CLDN18.2 expression was investigated in tissue samples from patients with gastric adenocarcinoma archived at Kurume University Medical Center, Japan, between 2000 and 2012. Expression of CLDN18.2 in tumor samples was evaluated by immunohistochemistry using the same detection antibody (43-14A) and assay used in the FAST clinical trial (NCT01630083), a phase 2 randomized trial that compared the safety and antitumor activity of the zolbetuximab-chemotherapy combination with chemotherapy alone. Samples showing any specific staining with ≥1+ intensity were defined as CLDN18.2-positive.

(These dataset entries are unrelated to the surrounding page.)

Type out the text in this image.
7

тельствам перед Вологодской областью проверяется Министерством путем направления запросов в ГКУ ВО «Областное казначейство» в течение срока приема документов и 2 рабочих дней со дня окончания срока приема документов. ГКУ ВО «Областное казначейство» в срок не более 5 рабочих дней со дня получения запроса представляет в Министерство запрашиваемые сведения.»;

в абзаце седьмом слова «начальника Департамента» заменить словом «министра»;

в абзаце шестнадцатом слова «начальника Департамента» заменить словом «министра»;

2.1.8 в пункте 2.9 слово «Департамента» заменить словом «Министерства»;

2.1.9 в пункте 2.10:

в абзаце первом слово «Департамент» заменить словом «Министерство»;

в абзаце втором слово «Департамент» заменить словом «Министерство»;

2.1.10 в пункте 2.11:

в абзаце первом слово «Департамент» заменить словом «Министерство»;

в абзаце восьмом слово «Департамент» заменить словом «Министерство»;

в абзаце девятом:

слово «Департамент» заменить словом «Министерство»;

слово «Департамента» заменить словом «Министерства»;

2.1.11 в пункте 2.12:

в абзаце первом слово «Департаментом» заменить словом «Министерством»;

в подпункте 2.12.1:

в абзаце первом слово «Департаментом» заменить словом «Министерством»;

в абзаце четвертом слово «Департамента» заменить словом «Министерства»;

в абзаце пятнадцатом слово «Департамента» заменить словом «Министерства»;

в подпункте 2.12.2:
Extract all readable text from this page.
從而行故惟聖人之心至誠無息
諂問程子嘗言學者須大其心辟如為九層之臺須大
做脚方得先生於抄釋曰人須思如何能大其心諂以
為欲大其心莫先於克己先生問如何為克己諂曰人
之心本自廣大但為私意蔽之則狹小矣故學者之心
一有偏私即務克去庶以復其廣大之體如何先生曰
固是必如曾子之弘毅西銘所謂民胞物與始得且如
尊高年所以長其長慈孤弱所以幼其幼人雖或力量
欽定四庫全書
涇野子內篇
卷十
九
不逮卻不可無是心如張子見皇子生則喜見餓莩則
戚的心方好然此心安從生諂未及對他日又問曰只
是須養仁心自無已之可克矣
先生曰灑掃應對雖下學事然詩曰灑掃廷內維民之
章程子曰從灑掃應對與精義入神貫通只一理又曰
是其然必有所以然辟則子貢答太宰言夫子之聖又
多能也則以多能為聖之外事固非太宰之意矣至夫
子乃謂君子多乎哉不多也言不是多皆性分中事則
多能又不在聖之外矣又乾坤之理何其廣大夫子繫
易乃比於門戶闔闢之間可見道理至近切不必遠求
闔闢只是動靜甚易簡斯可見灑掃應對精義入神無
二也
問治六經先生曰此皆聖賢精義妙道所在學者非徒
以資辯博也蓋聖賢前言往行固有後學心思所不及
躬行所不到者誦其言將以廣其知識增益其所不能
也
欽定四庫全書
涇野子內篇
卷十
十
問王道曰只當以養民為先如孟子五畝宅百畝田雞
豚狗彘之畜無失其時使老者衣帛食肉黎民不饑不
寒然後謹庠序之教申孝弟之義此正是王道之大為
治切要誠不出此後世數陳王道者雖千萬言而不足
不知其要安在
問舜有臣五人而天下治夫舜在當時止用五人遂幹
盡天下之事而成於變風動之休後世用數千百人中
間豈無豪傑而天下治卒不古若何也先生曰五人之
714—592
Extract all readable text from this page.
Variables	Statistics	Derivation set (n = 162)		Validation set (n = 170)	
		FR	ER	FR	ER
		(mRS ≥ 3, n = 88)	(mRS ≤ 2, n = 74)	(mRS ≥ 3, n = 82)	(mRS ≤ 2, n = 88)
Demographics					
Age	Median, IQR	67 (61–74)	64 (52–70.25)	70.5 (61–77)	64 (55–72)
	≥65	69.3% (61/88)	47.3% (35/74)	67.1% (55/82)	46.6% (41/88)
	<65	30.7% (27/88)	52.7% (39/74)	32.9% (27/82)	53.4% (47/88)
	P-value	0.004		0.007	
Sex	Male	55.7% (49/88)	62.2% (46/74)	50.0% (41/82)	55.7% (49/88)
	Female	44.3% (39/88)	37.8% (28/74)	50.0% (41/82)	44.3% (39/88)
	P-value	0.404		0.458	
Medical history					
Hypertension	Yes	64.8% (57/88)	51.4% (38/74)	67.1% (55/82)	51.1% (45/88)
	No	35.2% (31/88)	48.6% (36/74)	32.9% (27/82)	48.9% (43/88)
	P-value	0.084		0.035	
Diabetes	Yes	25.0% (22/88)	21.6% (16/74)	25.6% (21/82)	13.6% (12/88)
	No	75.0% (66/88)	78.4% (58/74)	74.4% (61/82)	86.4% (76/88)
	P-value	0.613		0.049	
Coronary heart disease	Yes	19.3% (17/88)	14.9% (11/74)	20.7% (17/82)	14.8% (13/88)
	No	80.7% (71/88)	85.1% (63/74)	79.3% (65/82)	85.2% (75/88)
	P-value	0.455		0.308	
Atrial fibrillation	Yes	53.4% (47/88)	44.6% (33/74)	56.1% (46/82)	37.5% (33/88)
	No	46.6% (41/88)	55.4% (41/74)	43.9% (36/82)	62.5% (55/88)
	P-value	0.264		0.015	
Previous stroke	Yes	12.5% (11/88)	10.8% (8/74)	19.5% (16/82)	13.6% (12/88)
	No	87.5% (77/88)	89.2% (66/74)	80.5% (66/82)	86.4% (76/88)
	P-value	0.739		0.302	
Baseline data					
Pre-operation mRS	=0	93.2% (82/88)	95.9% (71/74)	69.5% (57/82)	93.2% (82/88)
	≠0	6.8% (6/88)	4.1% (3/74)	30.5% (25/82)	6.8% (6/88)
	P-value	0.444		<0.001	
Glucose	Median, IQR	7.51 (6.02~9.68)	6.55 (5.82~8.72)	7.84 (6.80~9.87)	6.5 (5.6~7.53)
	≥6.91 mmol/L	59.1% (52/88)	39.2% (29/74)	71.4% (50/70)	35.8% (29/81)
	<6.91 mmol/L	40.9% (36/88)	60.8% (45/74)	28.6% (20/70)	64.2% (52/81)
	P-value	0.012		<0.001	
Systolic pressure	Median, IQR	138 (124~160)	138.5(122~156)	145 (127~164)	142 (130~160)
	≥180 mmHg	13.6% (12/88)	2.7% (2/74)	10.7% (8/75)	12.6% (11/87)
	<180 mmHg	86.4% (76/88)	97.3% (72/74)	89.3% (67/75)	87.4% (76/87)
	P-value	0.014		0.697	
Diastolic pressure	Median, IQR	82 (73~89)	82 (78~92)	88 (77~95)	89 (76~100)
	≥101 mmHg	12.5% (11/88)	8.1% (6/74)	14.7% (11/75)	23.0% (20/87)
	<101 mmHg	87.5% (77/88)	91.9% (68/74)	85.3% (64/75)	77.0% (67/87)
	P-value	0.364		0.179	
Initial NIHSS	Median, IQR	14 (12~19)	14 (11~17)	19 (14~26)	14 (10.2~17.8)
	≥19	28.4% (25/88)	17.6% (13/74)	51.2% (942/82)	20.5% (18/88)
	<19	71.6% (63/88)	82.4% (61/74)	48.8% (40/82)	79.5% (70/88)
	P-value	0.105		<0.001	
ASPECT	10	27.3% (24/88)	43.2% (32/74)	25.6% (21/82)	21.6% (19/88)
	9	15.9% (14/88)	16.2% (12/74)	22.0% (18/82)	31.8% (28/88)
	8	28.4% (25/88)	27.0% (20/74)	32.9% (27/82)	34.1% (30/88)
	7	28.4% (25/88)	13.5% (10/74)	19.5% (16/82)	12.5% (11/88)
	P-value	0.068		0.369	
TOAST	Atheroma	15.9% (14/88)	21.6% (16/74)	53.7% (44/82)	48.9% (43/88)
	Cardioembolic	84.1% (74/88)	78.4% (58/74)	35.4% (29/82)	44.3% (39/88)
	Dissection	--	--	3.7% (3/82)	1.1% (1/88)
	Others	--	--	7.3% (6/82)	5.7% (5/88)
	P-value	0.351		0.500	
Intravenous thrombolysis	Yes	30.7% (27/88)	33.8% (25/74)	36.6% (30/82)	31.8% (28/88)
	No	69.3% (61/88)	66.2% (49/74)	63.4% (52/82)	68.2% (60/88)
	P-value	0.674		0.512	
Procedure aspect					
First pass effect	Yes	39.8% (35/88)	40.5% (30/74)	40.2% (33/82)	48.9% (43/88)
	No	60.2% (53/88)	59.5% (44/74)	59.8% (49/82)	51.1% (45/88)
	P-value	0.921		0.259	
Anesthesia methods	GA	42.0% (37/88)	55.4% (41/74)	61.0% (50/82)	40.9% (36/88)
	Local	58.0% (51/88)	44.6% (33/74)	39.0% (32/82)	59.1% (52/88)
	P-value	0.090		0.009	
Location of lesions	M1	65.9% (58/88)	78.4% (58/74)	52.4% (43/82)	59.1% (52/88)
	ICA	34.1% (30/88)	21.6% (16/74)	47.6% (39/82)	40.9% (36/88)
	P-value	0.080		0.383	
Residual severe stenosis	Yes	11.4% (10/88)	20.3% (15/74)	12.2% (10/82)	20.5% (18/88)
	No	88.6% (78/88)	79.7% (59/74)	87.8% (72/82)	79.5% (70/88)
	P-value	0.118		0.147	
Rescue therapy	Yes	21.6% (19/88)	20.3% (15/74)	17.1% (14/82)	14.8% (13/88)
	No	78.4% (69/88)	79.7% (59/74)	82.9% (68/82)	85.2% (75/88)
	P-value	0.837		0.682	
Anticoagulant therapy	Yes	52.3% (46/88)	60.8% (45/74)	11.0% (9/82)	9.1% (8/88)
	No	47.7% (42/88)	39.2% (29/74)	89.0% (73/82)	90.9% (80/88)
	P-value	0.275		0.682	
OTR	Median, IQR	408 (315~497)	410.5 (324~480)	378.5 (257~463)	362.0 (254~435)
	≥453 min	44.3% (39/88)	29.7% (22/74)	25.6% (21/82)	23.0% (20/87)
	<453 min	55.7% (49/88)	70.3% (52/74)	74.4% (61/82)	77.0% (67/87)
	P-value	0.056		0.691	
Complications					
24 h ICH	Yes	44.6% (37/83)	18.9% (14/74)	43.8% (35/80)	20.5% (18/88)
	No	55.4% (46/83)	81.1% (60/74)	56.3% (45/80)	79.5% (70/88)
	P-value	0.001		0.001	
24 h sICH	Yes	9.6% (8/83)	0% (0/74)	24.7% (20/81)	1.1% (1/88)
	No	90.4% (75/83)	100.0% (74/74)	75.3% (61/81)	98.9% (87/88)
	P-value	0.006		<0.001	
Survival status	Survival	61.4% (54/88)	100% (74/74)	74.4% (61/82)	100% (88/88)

Of 263 samples analyzed (134 primary gastric tumors and corresponding LN metastases; 128 primary tumors only; one LN metastases only), CLDN18.2 was detected in 87% (n = 228/262) of all primary tumors and 80% (n = 108/135) of LN metastases. Moderate-to-strong CLDN18.2 expression (≥2+ membrane staining intensity in ≥40% of tumor cells [FAST eligibility criterion]) was observed in 52% (n = 135/262) of primary tumors and 45% (n = 61/135) of (LN) metastases. CLDN18.2 expression was significantly higher in GCs of the diffuse histological subtype per Lauren classification and in high grade (G3) tumors.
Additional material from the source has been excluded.